Son gelişmeler farklı cephelerden değerlendiriliyor. Kimi, MİT'e kuşkuyla bakıyor, kimi ise Hakan Fidan'ın atanmasından sonra teşkilâtın tamamen değiştiğini, güvenilir hale geldiğini belirtiyor. Bu tip karmaşık yapılar hakkında uzaktan ya da kulaktan dolma bilgilerle ahkâm kesmenin doğru olmadığına inanıyorum.
Aşağıda, bu konudaki görüşlerin bir özetini vereceğim:
1) Artık MİT'te CIA ya da Mossad ajanları cirit atmıyor, MİT millileşti.
2) MİT, Suriye'de çok önemli misyonlar ifa ediyordu. Savcı Sadrettin Sarıkaya yüzünden teşkilât güvenilirliğini kaybetti; bölgede etkisi azaldı.
MİT lehine serdedilen bu düşüncelerin hükümet kaynaklı olduğunu fark etmemek mümkün değil. Çünkü bizim gibi sıradan insanlar, ne CIA ve Mossad gibi ajanların MİT'ten ayıklandığını fark edebilir, ne de Suriye'de ifa edilen önemli görevleri. MİT'in Suriye'ye ilişkin tek bir faaliyetini biliyorum: Suriye Özgürlük Ordusu lideri Hüseyin Hermuş'un teslim edilip karşılığında para alınması. Aslında, kimine göre, para alınmadı; 9 PKK'lıyla Hermuş takas edildi. Bu konuda da karışık duyumlar mevcut. MİT elemanı Ö.S.'nin, 2011'in Ağustos ayında söz konusu eyleminin hemen ardından, Fidan tarafından görevden alındığını belirtenler de var. Adana Savcılığı harekete geçene kadar, elemanın, İskenderun Gümrüğü'nde çalıştığını söyleyenler de. Bir başka iddia da, Ö.S.'nin, Hermuş'un kaçırılmasına ilişkin MİT'e verilmek üzere rapor düzenlediği hususu. Bu iddia da, kaçırılma olayının MİT'in bilgisi dahilinde yapıldığını gösteriyor. Hangisi doğru, hangisi yanlış, bilemeyeceğim.

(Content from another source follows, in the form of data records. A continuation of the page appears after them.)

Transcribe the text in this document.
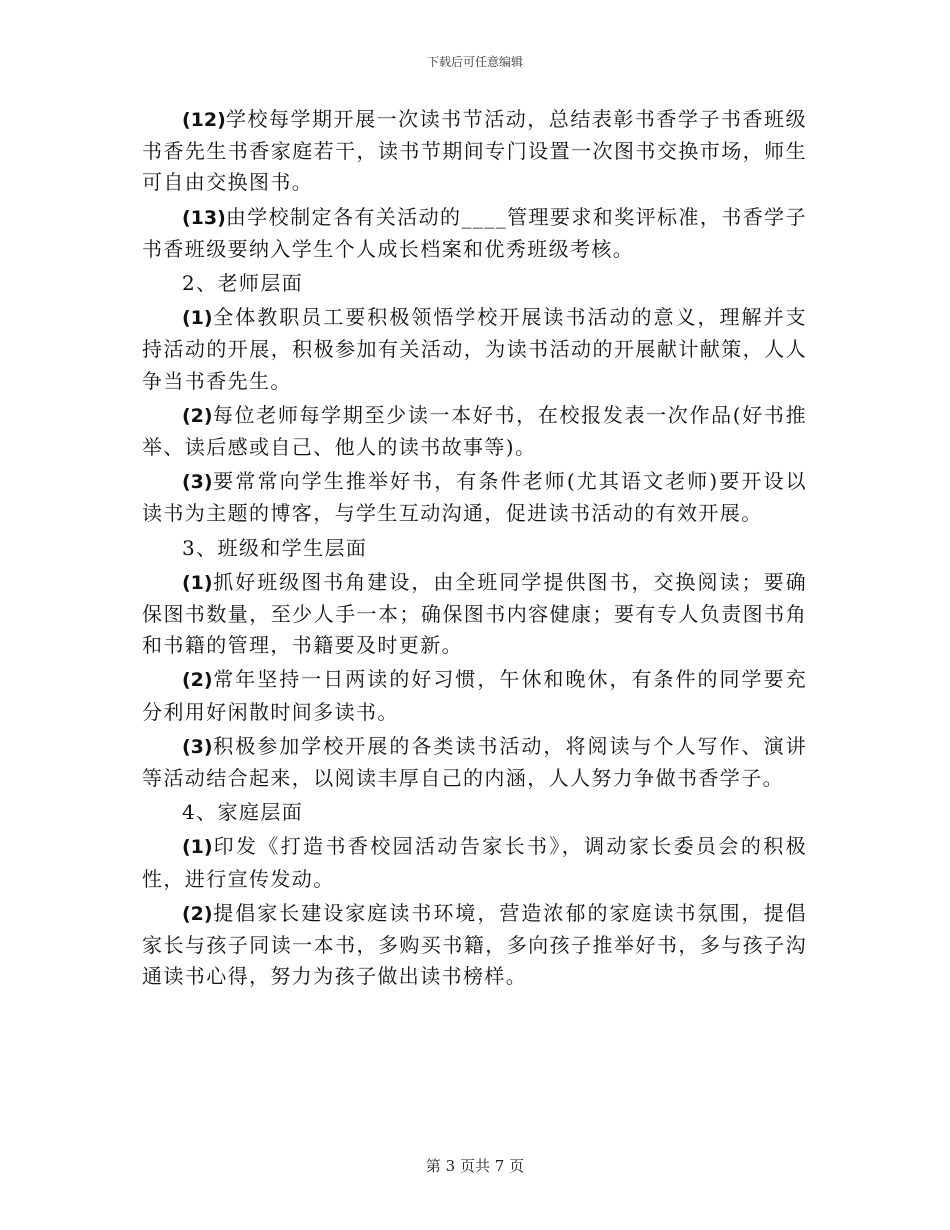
下载后可任意编辑

(12)学校每学期开展一次读书节活动，总结表彰书香学子书香班级书香先生书香家庭若干，读书节期间专门设置一次图书交换市场，师生可自由交换图书。

(13)由学校制定各有关活动的____管理要求和奖评标准，书香学子书香班级要纳入学生个人成长档案和优秀班级考核。

2、老师层面

(1)全体教职员工要积极领悟学校开展读书活动的意义，理解并支持活动的开展，积极参加有关活动，为读书活动的开展献计献策，人人争当书香先生。

(2)每位老师每学期至少读一本好书，在校报发表一次作品(好书推举、读后感或自己、他人的读书故事等)。

(3)要常常向学生推举好书，有条件老师(尤其语文老师)要开设以读书为主题的博客，与学生互动沟通，促进读书活动的有效开展。

3、班级和学生层面

(1)抓好班级图书角建设，由全班同学提供图书，交换阅读；要确保图书数量，至少人手一本；确保图书内容健康；要有专人负责图书角和书籍的管理，书籍要及时更新。

(2)常年坚持一日两读的好习惯，午休和晚休，有条件的同学要充分利用好闲散时间多读书。

(3)积极参加学校开展的各类读书活动，将阅读与个人写作、演讲等活动结合起来，以阅读丰厚自己的内涵，人人努力争做书香学子。

4、家庭层面

(1)印发《打造书香校园活动告家长书》，调动家长委员会的积极性，进行宣传发动。

(2)提倡家长建设家庭读书环境，营造浓郁的家庭读书氛围，提倡家长与孩子同读一本书，多购买书籍，多向孩子推举好书，多与孩子沟通读书心得，努力为孩子做出读书榜样。

第 3 页共 7 页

3) Ayrıca Uludere konusunda, sınırdan geçen grupta Suriyeli Fehman Hüseyin'in bulunduğu bilgisi, Mehmet Baransu'nun dediği gibi Genelkurmay'a MİT tarafından mı verildi? Baransu'ya yanlış bilgi aktarıldıysa, hedef Fidan mıydı? Yoksa iddia doğruydu ve MİT içindeki derin devlete çalışan yapının ortaya çıkması mı amaçlanıyordu? Uludere istihbaratını veren MİT ise, maksadı PKK/KCK operasyonlarını durdurmak mıydı?
Başbakan, Fidan'ı tanır, güvenebilir, "İyi çocuk"diye düşünebilir. Ama belki madalyonun farklı bir yüzü var ve o göremiyor; ona göstermiyorlar. Malûm, "Mâbeyn-i Hümâyûn"meselesi.